We now have a beginning and an end to the story of the Church and the Jews. It begins with the True Cross and ends at Auschwitz. We know the middle as well. It is a horrific tale of repeated pogroms, expulsions, inquisitions, murderous mobs, and other forms of violence against Jews that persisted through the centuries and culminated in the murder of six million Jews in the Holocaust. Throughout, the Church was an instrument of ideological preaching that encouraged ferocity against the Jews, and the cross was its most effective propaganda tool.
It was as if enduring hostility mounted against the Jews was an unremitting war of the cross. There is a clear indication of the place of the cross in murderous Christian passions from the earliest pogroms – that is, the crusaders’ onslaught against Jews in 1096 on their way to Jerusalem. Although the crusaders’ main objective was to drive Muslims from the Holy City, they got sidetracked en route, massacring and terrorizing thousands of Jewish men, women and children in the Rhineland.

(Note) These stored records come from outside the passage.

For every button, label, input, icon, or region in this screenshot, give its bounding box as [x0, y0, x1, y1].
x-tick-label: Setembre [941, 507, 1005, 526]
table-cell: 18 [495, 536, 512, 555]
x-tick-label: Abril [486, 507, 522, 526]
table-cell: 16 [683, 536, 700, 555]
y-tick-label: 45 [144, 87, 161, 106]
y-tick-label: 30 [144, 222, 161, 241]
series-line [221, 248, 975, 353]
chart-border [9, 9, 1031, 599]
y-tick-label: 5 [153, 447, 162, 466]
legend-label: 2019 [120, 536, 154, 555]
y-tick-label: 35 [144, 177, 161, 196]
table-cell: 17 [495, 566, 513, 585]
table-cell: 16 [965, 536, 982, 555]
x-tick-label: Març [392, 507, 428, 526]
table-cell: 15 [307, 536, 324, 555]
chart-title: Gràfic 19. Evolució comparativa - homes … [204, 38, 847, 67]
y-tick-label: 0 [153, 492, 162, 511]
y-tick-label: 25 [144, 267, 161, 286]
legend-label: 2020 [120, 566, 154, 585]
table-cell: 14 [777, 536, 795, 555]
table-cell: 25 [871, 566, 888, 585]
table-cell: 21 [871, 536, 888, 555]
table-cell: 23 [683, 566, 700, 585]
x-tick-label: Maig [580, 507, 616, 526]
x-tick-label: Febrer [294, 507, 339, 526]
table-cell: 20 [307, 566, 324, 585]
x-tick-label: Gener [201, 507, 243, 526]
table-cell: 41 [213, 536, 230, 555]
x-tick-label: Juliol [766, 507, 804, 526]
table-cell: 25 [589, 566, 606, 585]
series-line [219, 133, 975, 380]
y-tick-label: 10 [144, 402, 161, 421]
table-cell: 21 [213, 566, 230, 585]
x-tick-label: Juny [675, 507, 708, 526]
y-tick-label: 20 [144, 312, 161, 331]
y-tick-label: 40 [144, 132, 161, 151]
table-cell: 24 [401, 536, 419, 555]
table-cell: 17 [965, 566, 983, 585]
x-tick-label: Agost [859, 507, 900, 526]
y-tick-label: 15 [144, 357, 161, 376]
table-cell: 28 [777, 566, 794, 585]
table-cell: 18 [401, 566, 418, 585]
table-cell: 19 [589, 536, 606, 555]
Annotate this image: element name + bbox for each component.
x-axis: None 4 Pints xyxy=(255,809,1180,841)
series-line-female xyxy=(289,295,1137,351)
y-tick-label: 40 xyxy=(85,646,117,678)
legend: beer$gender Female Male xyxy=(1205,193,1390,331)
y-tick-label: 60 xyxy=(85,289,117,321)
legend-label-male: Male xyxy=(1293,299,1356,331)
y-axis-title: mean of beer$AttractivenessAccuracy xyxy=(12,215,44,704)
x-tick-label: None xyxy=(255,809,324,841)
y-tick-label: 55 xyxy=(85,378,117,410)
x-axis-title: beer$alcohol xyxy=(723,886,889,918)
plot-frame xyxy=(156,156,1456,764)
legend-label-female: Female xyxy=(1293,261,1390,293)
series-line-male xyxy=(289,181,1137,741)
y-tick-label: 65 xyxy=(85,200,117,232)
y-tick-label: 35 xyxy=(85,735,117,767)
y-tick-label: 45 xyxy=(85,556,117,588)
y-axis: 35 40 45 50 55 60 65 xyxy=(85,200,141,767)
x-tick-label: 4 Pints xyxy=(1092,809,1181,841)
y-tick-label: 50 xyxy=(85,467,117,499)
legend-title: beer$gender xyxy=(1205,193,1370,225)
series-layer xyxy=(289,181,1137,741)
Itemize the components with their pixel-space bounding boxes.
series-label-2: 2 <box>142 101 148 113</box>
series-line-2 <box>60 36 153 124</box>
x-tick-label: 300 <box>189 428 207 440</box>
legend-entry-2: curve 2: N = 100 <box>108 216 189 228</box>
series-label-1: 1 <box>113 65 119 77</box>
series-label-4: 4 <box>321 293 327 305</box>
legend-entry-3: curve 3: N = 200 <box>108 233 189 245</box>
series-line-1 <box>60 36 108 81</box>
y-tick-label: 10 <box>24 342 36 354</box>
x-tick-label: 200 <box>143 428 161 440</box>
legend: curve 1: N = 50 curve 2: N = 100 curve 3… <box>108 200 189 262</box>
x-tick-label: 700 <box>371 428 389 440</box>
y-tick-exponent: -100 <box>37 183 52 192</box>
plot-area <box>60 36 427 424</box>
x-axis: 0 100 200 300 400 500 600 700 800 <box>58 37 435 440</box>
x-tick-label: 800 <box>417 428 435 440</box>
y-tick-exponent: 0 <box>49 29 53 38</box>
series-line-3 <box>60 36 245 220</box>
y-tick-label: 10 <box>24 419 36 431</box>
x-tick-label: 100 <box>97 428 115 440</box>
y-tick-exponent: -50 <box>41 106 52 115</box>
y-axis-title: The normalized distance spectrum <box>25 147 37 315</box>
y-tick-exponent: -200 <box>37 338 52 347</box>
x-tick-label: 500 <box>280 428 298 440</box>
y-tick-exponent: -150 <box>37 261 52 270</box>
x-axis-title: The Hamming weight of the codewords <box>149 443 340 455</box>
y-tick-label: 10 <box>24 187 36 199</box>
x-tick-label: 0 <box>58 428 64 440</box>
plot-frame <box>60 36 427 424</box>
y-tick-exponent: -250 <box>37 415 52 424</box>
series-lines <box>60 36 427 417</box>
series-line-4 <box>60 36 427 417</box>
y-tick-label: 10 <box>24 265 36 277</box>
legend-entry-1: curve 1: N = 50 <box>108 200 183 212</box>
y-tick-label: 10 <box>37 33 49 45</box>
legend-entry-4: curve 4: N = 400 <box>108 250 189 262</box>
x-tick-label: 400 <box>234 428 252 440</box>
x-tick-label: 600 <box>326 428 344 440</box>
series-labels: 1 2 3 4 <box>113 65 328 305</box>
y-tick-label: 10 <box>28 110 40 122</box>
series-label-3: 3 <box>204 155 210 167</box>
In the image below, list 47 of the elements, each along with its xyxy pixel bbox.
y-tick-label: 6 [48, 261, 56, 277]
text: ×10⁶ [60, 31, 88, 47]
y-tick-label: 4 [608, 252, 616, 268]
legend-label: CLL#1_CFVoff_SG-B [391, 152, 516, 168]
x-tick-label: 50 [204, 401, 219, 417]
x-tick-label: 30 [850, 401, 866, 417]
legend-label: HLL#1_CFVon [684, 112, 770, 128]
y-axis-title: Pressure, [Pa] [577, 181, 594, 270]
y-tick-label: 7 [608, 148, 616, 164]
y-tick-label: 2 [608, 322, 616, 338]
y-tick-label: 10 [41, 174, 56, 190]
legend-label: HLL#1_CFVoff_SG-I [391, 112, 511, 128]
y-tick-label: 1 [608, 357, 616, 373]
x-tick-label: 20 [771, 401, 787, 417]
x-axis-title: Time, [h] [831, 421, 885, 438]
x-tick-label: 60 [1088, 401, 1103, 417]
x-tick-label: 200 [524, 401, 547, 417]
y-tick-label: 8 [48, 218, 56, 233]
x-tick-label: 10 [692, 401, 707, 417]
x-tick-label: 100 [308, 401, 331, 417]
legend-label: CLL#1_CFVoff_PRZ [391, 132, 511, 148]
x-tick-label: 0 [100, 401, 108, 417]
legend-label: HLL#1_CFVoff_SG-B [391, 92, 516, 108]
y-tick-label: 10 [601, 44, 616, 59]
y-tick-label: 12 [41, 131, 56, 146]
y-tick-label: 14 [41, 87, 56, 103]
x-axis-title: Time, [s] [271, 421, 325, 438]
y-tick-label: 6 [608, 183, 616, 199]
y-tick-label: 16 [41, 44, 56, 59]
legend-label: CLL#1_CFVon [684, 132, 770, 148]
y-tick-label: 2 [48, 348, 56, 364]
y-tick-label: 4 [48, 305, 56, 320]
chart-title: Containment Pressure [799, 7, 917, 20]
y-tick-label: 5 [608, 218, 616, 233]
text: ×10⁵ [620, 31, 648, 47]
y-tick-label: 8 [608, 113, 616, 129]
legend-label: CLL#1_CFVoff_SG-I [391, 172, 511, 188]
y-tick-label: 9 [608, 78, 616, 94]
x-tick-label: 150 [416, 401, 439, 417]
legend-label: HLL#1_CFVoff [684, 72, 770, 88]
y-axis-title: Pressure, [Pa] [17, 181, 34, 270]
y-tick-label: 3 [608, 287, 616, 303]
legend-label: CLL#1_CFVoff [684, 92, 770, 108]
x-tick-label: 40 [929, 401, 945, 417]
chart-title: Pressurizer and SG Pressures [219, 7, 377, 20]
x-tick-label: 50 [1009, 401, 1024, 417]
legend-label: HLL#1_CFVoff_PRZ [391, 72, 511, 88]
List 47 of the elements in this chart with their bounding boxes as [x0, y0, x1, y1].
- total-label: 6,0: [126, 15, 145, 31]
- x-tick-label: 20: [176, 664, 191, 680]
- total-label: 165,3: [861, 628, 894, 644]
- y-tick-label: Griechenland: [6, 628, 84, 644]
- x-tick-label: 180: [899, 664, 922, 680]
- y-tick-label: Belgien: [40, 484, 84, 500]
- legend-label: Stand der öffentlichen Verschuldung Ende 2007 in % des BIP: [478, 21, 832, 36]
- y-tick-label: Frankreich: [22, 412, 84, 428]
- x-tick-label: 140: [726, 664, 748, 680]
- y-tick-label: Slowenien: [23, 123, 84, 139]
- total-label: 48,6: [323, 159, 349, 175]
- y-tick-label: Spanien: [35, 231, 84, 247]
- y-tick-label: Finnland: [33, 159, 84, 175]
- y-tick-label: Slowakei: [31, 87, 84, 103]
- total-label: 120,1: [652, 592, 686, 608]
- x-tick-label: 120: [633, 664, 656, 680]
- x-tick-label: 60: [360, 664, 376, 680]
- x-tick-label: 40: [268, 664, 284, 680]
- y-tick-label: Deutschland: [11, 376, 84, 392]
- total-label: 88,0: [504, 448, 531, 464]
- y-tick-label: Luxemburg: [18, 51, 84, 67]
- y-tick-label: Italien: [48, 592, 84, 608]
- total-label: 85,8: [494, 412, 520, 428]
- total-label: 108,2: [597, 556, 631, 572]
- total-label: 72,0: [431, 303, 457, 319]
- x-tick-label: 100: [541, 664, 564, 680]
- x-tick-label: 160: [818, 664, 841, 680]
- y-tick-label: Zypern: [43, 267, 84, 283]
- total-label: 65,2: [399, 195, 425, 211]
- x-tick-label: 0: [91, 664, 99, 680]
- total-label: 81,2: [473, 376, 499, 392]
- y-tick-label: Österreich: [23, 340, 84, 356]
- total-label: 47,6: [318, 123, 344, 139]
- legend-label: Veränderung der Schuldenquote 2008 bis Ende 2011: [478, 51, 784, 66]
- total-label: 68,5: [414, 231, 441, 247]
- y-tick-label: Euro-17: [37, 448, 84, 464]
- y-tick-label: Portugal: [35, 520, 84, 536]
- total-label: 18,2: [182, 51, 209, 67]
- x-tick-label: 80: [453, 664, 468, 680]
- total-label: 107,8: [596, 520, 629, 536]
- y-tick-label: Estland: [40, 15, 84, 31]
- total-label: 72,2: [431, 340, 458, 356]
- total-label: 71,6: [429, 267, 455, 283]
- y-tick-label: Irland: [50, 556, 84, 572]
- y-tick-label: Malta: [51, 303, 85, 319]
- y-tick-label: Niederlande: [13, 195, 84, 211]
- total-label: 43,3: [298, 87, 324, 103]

Solomon bar Simson, in telling the story of the crusaders’ rampage against Jews of the Rhineland, wrote about the symbolic importance of the cross to Christian mobs as follows: “They decorated themselves prominently with their signs, placing a profane symbol – a horizontal line over a vertical one – on the vestments of every man and woman… their ranks swelled until the number of men, women and children exceeded a locust horde covering the earth.”
Carroll writes that the Crusaders’ ferocity was fuelled by a cross-inspired righteousness. That inspiration can be seen again and again in the abhorrent historical record, whether it was the initiation of the blood libel in England in 1144 that lives on today among anti-Semites, or the expulsion of Jews from France in the 14th century, or the Spanish Inquisition of 1492. And it remains the inspiration for the papal cross at Auschwitz, which ultimately must be seen as an express desire to Christianize the Holocaust.
It turns out that my childhood inclination to find the cross offensive was unwittingly deserved. I wish I could now say otherwise. And as the current fashion of wearing crosses as ornaments proliferated, I’m now confronted by this icon’s presence in unexpected times and places. I am not surprised when a church authority is so adorned, but when Oprah Winfrey sports a diamond-encrusted cross on one of her trendy shows, I do find it remarkable.
I don’t doubt that today’s wearers of the cross are merely making a positive statement about their commitment to Christianity. Nor do I have reason to believe that such adornment has any intended malice. Nevertheless, it would be well for all, Jew and Christian alike, to appreciate that the cross is an expression of accentuation of the death of Jesus rather than his life, and that this has had – and continues to have – grave consequences for Jews, not the least of which is the current intensification of anti-Semitism that is still buttressed by the accusation of the role of the Jew in Jesus’ crucifixion.
1 Comments:
True, the length of the book, Constantine's Sword, is daunting, and the substance is heavy, but the research in it is remarkable. So, one treats this book somewhat as a textbook. My reading of it over the winter was at a pace allowing for absorbtion.